Values trump sizzle in marketing
Marketing today is not about big television ads and "selling the sizzle" - it's more about how a business acts in the eyes of consumers, a top New Zealand advertising executive has told a Hamilton meeting.
Justin Mowday, managing director of agency DDB, told a Westpac Grow NZ forum attended by city business and community leaders that once it was a marketer's job to "sell the sizzle, not the sausage".
"A word of caution - if the sausage isn't very good, it comes back on you very quickly today." Customers are "far more savvy" these days and expect companies to have strong values and morals, Mowday said.
"Do what you say you'll do . . . and put it right quickly."
Companies could consider involving customers in their marketing strategies, he said.
"They can vote on which product you should come out with next (for example) . . . give people a say."
Word of mouth advertising was by far the most powerful message in marketing, said Mowday, whose agency's creations include the Lotto dog "Wilson" ads, which recognised how money has the ability to change lives, when once Lotto ads were about "yellow Lamborghinis and lifestyle".
Before social media, marketers used to say if you told one person something it spread to five people, but today it was more like 50 people, he said.
"We get ourselves tied in knots about marketing. That's not to discount analysis, but we can spend a lot of time planning and a little time doing. We should experiment and learn as we go.
"It's hard to get marketing wrong." Mowday said that when marketing a business or product, DDB focused on four key areas: customers, culture, company and category.
"But this applies to any business at any time. It's not about whether you make an ad off the back of it." The first question to ask was "who are my customers?"
"Culture" was about focusing on what is happening - in the Waikato for example.
"Category" involved asking "what experience does my company enable?" and "what market are we in?
"What can we do to differentiate ourselves and lead (in the marketplace?"
"Company" was asking "what are my ambitions?"
"It sounds simple but we are always surprised how few of these things are properly articulated so that everyone understands them (in an organisation)," Mowday said.
"You cannot be a business, a community leadership organisation or a political party that can please all people. It's far better to have a group that are passionate and ardent supporters than to have a whole lot of people who are ambivalent about you, a passive audience."
The other key forum speaker was former New Plymouth mayor Peter Tennent who focused on how communities could drive for positive outcomes and spirit.
Named in 2010 one of the world's top 10 mayors out of 850 contenders, Tennent said local authorities should be helping create an attractive environment for business, but should not be in businesses like hotels, themselves. "People want to spend minimum time dealing with councils. They don't want to deal with bureaucrats."

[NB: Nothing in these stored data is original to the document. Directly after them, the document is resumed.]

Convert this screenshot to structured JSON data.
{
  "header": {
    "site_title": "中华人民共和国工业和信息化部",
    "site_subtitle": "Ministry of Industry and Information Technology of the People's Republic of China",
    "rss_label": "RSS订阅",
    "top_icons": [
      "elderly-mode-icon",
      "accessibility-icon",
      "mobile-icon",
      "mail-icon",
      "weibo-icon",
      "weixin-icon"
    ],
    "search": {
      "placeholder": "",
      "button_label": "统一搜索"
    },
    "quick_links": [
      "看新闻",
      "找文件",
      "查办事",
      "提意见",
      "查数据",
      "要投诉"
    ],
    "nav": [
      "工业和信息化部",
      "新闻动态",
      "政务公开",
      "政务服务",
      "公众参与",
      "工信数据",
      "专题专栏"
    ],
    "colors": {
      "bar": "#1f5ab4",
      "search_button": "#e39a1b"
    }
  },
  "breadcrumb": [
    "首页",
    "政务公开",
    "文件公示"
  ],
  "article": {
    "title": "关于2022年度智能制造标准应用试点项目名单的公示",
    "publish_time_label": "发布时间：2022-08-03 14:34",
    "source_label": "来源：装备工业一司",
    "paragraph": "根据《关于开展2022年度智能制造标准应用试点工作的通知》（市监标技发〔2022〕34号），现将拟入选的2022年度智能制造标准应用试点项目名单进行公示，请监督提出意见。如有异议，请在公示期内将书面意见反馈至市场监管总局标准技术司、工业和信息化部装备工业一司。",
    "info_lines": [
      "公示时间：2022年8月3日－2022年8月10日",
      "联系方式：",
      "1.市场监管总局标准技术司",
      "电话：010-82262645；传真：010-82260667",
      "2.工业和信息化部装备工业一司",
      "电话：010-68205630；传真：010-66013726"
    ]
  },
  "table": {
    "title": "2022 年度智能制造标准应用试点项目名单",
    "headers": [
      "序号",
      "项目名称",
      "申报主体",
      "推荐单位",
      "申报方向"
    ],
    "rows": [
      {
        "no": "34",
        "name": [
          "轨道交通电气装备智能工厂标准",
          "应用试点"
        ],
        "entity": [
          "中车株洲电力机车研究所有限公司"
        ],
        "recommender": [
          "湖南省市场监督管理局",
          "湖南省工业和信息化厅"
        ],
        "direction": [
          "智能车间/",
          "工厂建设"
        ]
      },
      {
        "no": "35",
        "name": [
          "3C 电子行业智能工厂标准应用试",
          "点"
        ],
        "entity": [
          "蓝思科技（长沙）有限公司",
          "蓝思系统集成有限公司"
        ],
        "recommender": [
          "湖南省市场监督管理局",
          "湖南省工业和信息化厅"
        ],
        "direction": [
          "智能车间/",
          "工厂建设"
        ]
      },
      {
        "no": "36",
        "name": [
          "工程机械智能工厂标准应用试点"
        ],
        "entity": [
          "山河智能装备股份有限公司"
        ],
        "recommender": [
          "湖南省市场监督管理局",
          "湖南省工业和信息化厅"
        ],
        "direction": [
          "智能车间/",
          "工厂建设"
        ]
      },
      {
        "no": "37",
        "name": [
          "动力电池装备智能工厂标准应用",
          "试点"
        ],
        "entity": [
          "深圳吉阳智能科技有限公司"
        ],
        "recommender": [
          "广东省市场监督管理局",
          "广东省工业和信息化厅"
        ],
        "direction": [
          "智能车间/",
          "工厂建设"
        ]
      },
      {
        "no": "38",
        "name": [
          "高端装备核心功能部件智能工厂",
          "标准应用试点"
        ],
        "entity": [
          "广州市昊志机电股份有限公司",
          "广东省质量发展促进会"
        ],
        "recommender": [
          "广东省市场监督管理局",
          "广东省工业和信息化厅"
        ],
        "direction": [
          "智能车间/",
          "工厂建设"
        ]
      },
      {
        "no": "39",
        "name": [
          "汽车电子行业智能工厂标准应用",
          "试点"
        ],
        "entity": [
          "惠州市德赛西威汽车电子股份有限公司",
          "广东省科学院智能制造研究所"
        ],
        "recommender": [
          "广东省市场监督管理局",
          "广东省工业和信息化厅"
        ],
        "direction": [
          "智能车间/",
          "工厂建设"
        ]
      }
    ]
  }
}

Tennent said regions like the Waikato and Taranaki had to focus on their advantages.
"Accept that, with everything you do, someone is not going to like it. But make the decision, keep things happening."
He also urged the audience to "develop ambassadors" for the Waikato, who would perform a similar role to international Kiwis working for Kea on behalf of New Zealand.
"Killing off the toxins" in a community was also important, he said.
Toxins were people who were so keen to see their names in the newspaper they wrote endlessly negative letters to the editor.
As mayor for a decade he dealt with "toxins" by contacting them directly, apologising if necessary or accepting their viewpoint but explaining what the council or a project was trying to achieve. He freely gave out his cell phone number and urged complainants to ring him directly.
"That way they can tell me face to face that I'm a plonker, but not in the newspaper.
"Employ positive, make-it-happen people. I said ‘if there are no losers in this let it happen and apologise later'," Tennent said.
"Be accessible. If you are not passionate about your job, get another one. Be prepared to be always available. Keep the lines of communication open 24/7," he said.
"There is a trick in a community of getting all those ideas to come forward. Your PA (personal assistant) and your people should be able find 10 opportunities in the newspaper. Always look for opportunities (for your community)."
In New Plymouth a group of people had "adopted" a stretch of the city, whether it was 100m or one km. They walk it every week, picking up rubbish. The city council's road cleaning bill had "plummeted" as a result, he said.
Westpac's Grow NZ forums are a nationwide initiative in the wake of the global economic downturn to get the economy moving. The bank has identified two key areas where it could make a contribution: education and "thought leadership".
On the education opportunity, it had research work under way around savings and retirement.
The Hamilton forum was the second under the leadership focus.
It was chaired by former National Party senior minister Simon Power, now managing director of Westpac's private, wealth and insurance division.